Do you believe that great design can save the world? That theory is the essence of The Intelligent Optimist, an exhibition at Central Saint Martins featuring the creative and conceptual work of recent graduates and emerging designers. Overarching themes of sustainability and global challenges like climate change weave themselves into the works, which range from a climate change-ready clothing line that lets people survive on less water to furniture made from non-toxic plantain and coffee waste. The show, which opened for the London Design Festival 2015, identifies four categories of designers needed to create positive social change: Future Gazers, Material Explorers, Social Agents and The Fixers. Inhabitat took a tour with creative producer Dr Ulrike Oberlack—read on to see some of our forward-thinking favorites.
Jaime Tai has designed a new approach for coping with climate change and a future of increased droughts. With Trehalose Artefacts and Skinwear, Tai harnesses the power of trehalose, a natural sugar that protects cells from dehydration, to make products that allow people to survive on less water. The trehalose-based skincare products reduce water loss through the skin. The protective garments, made of textiles embedded with trehalose, also protect cells from dehydraton by releasing sugar into the wearer’s skin when needed.
Evangeline Pesigan’s Tirintas Chair explores the collaborative process between Filipino designers and artisan craftspeople. The Tirintas loop chair is made from small producers and is constructed with a metal frame and steam-bent wood. The chair suggests that we should strive to match traditional techniques with modern technology and design in order to preserve craft skills and create a new global market.
Image of suit courtesy of Alexandra Ilona Lucas
Alexandra Ilona Lucas’ TMO: The Mars Odyssey imagines a future where climate change has forced humans to colonize other planets. Lucas created a multi-layered Mars Exploration Suit from textiles handwoven on a dobby loom. Also on display are a variety of fabric designs that explore possible shapes and materiality suitable for space exploration.
The Apple Tree Hills Cider Bottles are hand-thrown ceramic alternatives to mass-produced glass bottles.

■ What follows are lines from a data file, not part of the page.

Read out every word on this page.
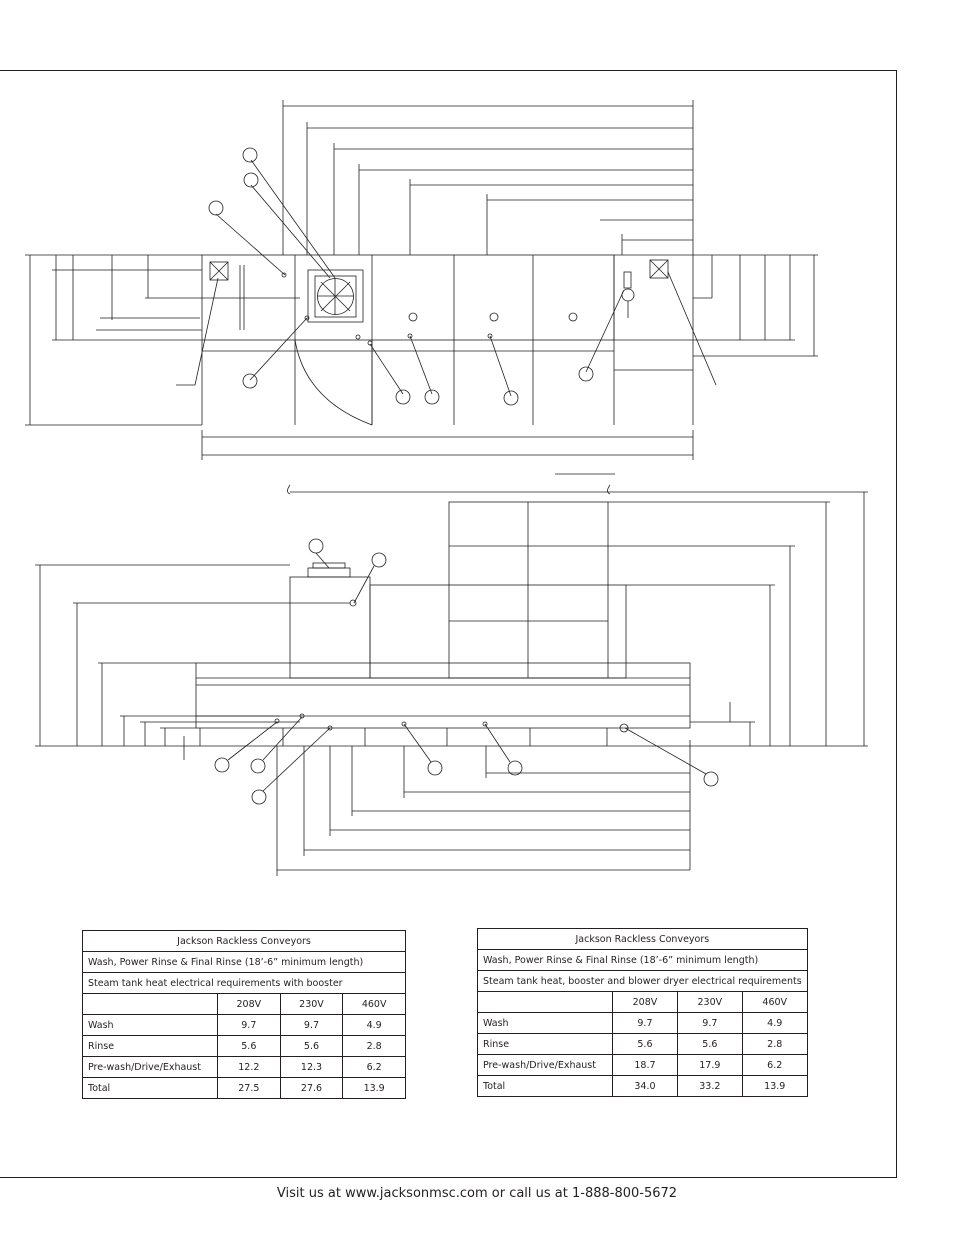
Jackson Rackless Conveyors			
Wash, Power Rinse & Final Rinse (18’-6” minimum length)			
Steam tank heat electrical requirements with booster			
	208V	230V	460V
Wash	9.7	9.7	4.9
Rinse	5.6	5.6	2.8
Pre-wash/Drive/Exhaust	12.2	12.3	6.2
Total	27.5	27.6	13.9
Jackson Rackless Conveyors			
Wash, Power Rinse & Final Rinse (18’-6” minimum length)			
Steam tank heat, booster and blower dryer electrical requirements			
	208V	230V	460V
Wash	9.7	9.7	4.9
Rinse	5.6	5.6	2.8
Pre-wash/Drive/Exhaust	18.7	17.9	6.2
Total	34.0	33.2	13.9
Visit us at www.jacksonmsc.com or call us at 1-888-800-5672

Dominic Upson developed the bottles for his family’s traditional English apple farm and cider business. Rather than ask customers to recycle anonymous glass containers, he proposes reusing unique ceramic bottles instead. The handmade packaging better reflects the craftsmanship behind the juice, cuts down on waste, and builds stronger customer relationships.
The Excessively Long Shoes are a humorous way of raising awareness of personal space and individual gait in a busy urban environment. The shoes force the wearer to slow down and encourage them to get reacquainted with their individual rhythm.
Materia Madura by Ana Cristina Quiñones is a collection of furniture and vessels made from a composite of plantain and coffee waste. Inspired by the mountains of discarded plantain peels and coffee grounds in her home country of Puerto Rico, Quiñones developed a globally transferable model for tackling food and agricultural waste. This innovative recycled material is non-toxic, biodegradable, and serves as a sustainable alternative to conventional materials.
Esna Su developed the ‘Refugee and the Burden,’ a clothing line that was inspired by her desire to help Syrian refugees. She created two pieces made from renewable materials: a cloak crafted from renewable paper rush that cocoons the wearer and provides protection in turbulent times; and a leather cord hooded carrier made from tanned vegetable leather and plant fibers that serves as a lightweight backpack.
Memetery by Pan Wang
Pan Wang’s Memetery proposes a digital solution to the problem of overcrowded cemeteries. Memetery uses augmented reality and GPS to create a responsive 3D visualization of the tombstone in any physical location of choice. Accessibility or availability of burial location would no longer be an issue.
Carpet Everything by Georgia Fleck gives new life to carpet remnants. She upcycles and transforms the otherwise discarded material with techniques like stitching, collaging and screen-printing.